In what may come to be regarded a landmark case, the government had argued that the 2018 agreement was unlawful as the agreement did not fall within the compensation envelope actually budgeted for. Concurring, the court ruled the 2018 agreement invalid and unlawful as it failed to comply with constitutional provisions and certain public service regulations.

Neither trade unions nor the government appear to have expected the outcome. Just recently, Public Service and Administration Minister Senzo Mchunu, seemingly without the support of Finance Minister Tito Mboweni, had made a settlement offer to unions worth some ZAR 27bn to avert the case. For their part, the unions rejected the offer, probably in expectation of the court awarding them the full ZAR 37bn of salary increments that would have been due this year.

Trade unions are still reviewing the judgment, but an appeal appears to be on the cards. One of the public sector unions, the National Education, Health and Allied Workers’ Union (NEHAWU), has already described the judgment as a “threat to collective bargaining in this country,” saying it could set a bad precedent for workers regardless of the sector. Beyond a likely legal challenge, NEHAWU is already planning “rolling mass actions in the New Year starting with the marches to parliament and the Union Buildings” around the February budget.

If the judgement were upheld on a likely appeal, the Treasury would be able to save about ZAR 37bn on this year’s wage increases, which it has refused to implement since April. However, it arguably needs to extract even bigger savings from the wage bill over the next three years. With the public-sector unions extremely aggrieved by this week’s judgment, forcing a three-year wage freeze, as Mboweni hopes, may become an even taller order.

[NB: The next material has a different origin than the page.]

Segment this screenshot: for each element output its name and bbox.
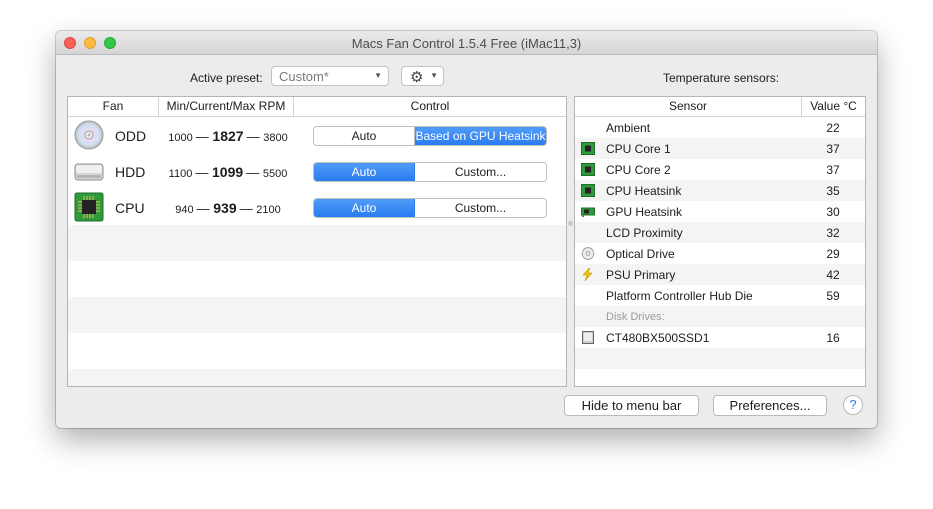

There is little doubt that the government finally needs to tackle a wage bill that ballooned to 41% of consolidated revenue in 2019/20. Yet the public sector has everything to lose: it has become the last bastion of support and subscriptions for affiliates of trade union federation COSATU given the extent to which union membership has hemorrhaged on the back of recession and unemployment, mainly in the private sector. A mighty government-labor battle in 2021 could severely strain COSATU’s relationship with President Cyril Ramaphosa, who relied on the federation’s support in his ascent to power. Despite Treasury coffers empty and South Africa drifting deeper into junk terrain, the temptation to cave in could therefore be enormous, especially if COSATU unions threaten to withhold support for the ANC in the 2021 municipal elections. All in all, labor and government seem primed for a major showdown in 2021.